Some of that craving is taken up by Telegram, which I joined shortly after leaving Russia. Telegram combines elements of instant messaging, microblogging, interest groups, and news feeds. Those news feeds include such users as The New York Times, Washington Post, TVRain (Дождь), the BBC (and its Russian service), and numerous Russian-language and Ukrainian channels—media outlets and individual journalists and commentators.
Telegram is also a platform for personal messaging, but so are many other platforms. I'd just as soon stick with the reliable (so far) channels for that kind of communication (e-mail, Facebook and FB Messenger, Vkontakte, and phone-based texting) and, less often, Whatsapp (important for overseas contacts), and not have to cover every possible channel. There are some apps and clients that promise to combine personal messages from a number of sources, but I've never found that covers all of them, and most are not Web-based. (If you have suggestions for cross-platform message handlers that are browser-based or Linux-compatible, please comment! I prefer desktop platforms, not services that are exclusively phone-based.)
Back to news and opinion: Threads, Mastodon, and Bluesky are among the services that may take over Twitter's place in my search for fresh news and opinions. So far I've found a number of my favorite authors on all three of them. In a promising development, all three services are finding ways to become mutually accessible. For example, here's the way to bridge Mastodon and Bluesky; and you can authorize Threads to share posts in the larger fediverse.
The days are not long enough to camp out at all of these various sources, and it remains to be seen whether their cultures remain as mellow as they mostly are now. (Well, Telegram can't exactly be called mellow, but in my chosen feeds, it's not snarly!) How well might they resist external predators and internal exploiters? In the meantime, dipping around in each of them for brief visits seems more productive than developing a premature loyalty to any one in particular. However, if you've become committed to one or two platforms out of all these choices, and would like to tell me why, I'd love to know.
Here are a few other overviews of these various platforms, their similarities and differences:
- Amaris Castillo at Poynter: As journalists think of leaving X for Bluesky and Threads, media experts see pros and cons.

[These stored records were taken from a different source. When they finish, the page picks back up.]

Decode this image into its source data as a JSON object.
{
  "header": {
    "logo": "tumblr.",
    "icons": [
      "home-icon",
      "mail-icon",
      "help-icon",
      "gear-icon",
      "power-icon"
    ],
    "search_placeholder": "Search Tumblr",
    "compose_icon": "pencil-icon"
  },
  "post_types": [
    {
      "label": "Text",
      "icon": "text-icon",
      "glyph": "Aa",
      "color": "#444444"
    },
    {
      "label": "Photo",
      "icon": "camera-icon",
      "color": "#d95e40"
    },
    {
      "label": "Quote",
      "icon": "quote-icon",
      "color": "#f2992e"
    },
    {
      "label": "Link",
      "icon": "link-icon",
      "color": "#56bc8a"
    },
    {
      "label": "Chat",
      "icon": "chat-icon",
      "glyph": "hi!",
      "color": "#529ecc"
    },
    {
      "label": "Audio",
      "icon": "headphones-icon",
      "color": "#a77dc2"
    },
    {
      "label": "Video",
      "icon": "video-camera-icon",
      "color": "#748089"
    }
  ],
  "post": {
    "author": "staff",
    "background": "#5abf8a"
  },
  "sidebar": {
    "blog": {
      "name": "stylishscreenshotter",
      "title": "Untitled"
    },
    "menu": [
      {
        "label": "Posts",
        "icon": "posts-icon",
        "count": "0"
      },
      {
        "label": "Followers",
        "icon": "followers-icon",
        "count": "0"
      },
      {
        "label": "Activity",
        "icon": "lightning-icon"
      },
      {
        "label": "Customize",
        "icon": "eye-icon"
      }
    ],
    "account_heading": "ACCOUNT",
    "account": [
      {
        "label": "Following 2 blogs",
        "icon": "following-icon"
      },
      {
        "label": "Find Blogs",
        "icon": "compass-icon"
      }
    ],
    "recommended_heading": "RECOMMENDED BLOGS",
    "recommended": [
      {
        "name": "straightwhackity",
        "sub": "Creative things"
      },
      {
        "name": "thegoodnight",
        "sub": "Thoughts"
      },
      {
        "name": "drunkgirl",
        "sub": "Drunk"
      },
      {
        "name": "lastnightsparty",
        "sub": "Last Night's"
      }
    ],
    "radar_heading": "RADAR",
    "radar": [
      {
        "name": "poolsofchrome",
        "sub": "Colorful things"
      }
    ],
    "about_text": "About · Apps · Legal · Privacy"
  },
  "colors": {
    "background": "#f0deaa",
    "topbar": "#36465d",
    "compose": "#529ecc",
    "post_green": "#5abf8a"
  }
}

- Jay Peters at The Verge: The hunt for the next Twitter: all the news about alternative social media platforms.
- Marie Boran at Newsweek: How Top X Rivals Fared Since Elon Musk Sparked Twitter Exodus.
- David Gewirtz at ZDNET: I tried replacing Twitter with Bluesky, Threads, and Mastodon: Here's what I found.
The latest Humanitarian Situation Updates for Palestine from the United Nations: Gaza Strip; West Bank.
Chimène Keitner of Lawfare on the Netanyahu/Gallant arrest warrants.
The Haaretz newspaper’s editorial board described the ICC’s decision as an “unprecedented moral nadir” for Israel. (Netanyahu responded to Haaretz’s coverage of the war by sanctioning the newspaper.) Hungary’s Victor Orban greeted news of the ICC warrant with an invitation for Netanyahu to visit, deepening cleavages between European countries committed to the rule of law and those challenging the “liberal international order.” Absent a change in leadership, Israel’s international isolation from that order will continue to deepen. Even if the Israeli government changes course (which is highly unlikely, especially given the results of the recent U.S. presidential election), the damage to Israel’s standing and reputation—with ripple effects on Jews in the diaspora—will take decades to repair. Meanwhile, the human toll is irreversible, and rebuilding Gaza will take decades, if not centuries.
John Crace of The Guardian on the UK House of Commons debate on assisted dying: "...ultra-rare Commons sight: intelligent debate." You can see the debate itself on parliamentlive.tv.
Human rights defender Olga Karach doesn't want to "disappoint" Lukashenko.
William Barber on CNN: here's what Trump's second coming tells us about the country and the future.
But what you saw election night is not the whole of America. It’s a part of America in a particular moment around the election. You have to stop and say, wait a minute, this is the same America that I went to sleep in the night before. It’s not some strange America. This is part of America. America has always had multiple stories running at the same time.
Austin John and McKinley James perform B.B. King's "Ruby Lee." Enjoy the whole set; they're fine musicians.